Creo que he descubierto por qué Marius odiaba a Santino. Con permiso..
Lestat de Lioncourt
Sentado meditabundo, esperando quizá
el golpe de gracia, me incorporé escuchando los viejos fantasmas que
recorrían los pasillos de mi mente. Allí estaban con nombre y
rostro dictándome sus desgracias, las mías propias, debido a mi
fanatismo. Había caído en la estúpida creencia que podría
librarme de mis pecados, pero estos se habían convertido en una
segunda piel, como un tatuaje invisible, que me asfixiaba. Mis ojos
estaban hundido en las tragedias que bien conocía como si fueran una
epopeya griega bien argumentada. Mis manos temblaban. Los viejos
rezos ya no me servían, las profecías eran polvo y los textos
sagrados se habían reducido a humo y cenizas.

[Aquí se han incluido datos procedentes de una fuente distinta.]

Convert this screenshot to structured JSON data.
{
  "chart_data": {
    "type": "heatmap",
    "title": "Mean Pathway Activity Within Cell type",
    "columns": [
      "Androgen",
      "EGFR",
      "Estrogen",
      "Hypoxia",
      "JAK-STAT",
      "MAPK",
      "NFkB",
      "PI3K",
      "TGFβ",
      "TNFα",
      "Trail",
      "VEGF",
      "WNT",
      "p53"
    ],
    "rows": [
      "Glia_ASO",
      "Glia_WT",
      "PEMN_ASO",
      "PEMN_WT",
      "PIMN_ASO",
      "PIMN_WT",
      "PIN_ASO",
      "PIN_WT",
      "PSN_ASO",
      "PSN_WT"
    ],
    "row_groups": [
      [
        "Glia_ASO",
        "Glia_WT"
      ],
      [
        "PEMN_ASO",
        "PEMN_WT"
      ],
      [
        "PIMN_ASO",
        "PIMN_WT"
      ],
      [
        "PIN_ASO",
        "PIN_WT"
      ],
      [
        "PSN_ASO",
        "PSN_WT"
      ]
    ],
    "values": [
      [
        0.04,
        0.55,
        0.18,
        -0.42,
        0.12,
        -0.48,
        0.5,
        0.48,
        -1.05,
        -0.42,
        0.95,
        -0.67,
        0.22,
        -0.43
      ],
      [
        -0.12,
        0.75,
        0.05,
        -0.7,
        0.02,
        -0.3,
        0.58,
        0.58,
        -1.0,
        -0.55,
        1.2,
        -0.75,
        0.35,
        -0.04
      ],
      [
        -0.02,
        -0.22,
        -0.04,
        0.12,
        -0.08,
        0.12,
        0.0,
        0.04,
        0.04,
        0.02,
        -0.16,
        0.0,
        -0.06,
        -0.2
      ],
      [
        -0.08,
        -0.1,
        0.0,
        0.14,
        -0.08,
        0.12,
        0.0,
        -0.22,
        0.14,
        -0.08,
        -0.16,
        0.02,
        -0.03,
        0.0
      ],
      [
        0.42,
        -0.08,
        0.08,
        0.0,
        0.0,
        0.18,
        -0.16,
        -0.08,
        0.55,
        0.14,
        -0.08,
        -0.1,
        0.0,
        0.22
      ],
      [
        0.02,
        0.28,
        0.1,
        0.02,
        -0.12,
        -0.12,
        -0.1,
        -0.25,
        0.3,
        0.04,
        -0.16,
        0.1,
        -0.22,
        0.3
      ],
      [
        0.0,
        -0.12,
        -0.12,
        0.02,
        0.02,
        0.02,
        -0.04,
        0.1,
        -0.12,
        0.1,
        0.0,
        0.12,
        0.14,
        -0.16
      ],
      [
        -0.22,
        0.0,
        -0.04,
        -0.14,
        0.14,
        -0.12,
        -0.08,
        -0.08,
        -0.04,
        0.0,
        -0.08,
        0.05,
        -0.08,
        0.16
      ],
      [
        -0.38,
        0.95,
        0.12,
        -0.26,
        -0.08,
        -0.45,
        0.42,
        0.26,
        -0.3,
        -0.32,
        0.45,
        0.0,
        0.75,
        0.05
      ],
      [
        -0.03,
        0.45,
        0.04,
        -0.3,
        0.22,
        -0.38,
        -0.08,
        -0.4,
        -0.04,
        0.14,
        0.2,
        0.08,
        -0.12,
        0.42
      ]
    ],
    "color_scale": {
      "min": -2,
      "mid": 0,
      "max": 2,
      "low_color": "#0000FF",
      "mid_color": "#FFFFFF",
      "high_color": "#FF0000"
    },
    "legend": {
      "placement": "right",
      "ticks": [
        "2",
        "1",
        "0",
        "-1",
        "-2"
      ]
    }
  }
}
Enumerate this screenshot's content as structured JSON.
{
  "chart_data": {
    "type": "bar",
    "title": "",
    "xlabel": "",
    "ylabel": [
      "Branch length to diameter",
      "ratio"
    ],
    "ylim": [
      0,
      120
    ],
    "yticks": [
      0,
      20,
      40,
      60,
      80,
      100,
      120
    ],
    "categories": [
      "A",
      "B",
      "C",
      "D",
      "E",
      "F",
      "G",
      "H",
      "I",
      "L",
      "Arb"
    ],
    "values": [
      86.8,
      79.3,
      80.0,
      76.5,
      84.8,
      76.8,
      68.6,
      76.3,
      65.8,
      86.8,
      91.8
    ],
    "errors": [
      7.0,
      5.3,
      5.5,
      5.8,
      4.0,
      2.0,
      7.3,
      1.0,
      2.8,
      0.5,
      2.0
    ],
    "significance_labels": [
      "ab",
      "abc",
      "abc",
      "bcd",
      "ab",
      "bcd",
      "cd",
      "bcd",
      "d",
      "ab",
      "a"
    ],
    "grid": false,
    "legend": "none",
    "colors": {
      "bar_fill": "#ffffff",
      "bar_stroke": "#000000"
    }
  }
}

—¿Le ocurre algo?—preguntó un
joven.
Me quedé observándolo unos instantes
antes de responder. Era delgado, tenía la cadera ligeramente
acentuada, sus labios poseían una belleza idílica y sus ojos
castaños me recordaron tanto unos que yo adoraba que sentí
remordimientos, deseos de llorar y la necesidad de suplicar perdón a
un extraño. Era castaño cobrizo y tenía su pelo alborotado, como
el de tantos jóvenes, entre sus manos se encontraban diversas
libretas de dibujo. Su piel lechosa, salpicada por una constelación
de pecas, me enloquecía. Parecía nieve recién caída a los pies de
la Piazza San Prieto. Destacaba entre la multitud por esa alma tan
pura envuelta en una sotana con un almidonado alzacuellos.
—¿Se encuentra bien? ¿Se siente
acalorado?—dejó sus desorganizadas libretas en el suelo para luego
colocarlas sobre mis hombros. Sentí que ardía. Aquello era la
visión de un ángel, de un ángel tan parecido al que yo había
torturado que me hacía sentir culpable de toda la maldad derramada
sobre este mundo.
—Sólo deseo que me perdone—dijo.
—Dios siempre perdona—respondió
con una cálida sonrisa.
—Dios no, mi ángel—murmuré—. Un
ángel al cual en vez de rezar lo condené al infierno, lo torturé
arrancándole las alas para depositar oscuros pensamientos sobre sus
heridas, un muchacho que fue mío y señalé como indigno.
Mis palabras pudieron provocar furia,
rechazo o asco en un hombre como él, con una fe tan poco dada a este
tipo de revelaciones, pero sólo sonrió estrechándome, besándome
las mejillas y dándome un ligero golpecito en la espalda.
—Dígaselo. Dígale que lo ama.
Calmará su alma y alegrará su corazón—susurró en mi oído antes
de apartarse. Sus ojos brillaban aguados debido a las lágrimas que
deseaba derramar. Quizá no era el único que había recordado un
viejo amor. Pero creo que fue más bien mi sinceridad lo que hizo que
él vibrara frente a mí como una hoja.
Tomó sus libretas, se despidió de mí
con un gesto gentil y se marchó a toda prisa. Pude llamarlo ángel a
ese joven sacerdote, pero sólo existe uno para mí y es Armand. Él
siempre será mi ángel.
1 comentario:
¡Oh por Dios!
Me hizo llorar, es hermoso, desde que leí el libro me pregunté por que no regresó con Armand para explicarle lo que había descubierto, para liberarlo.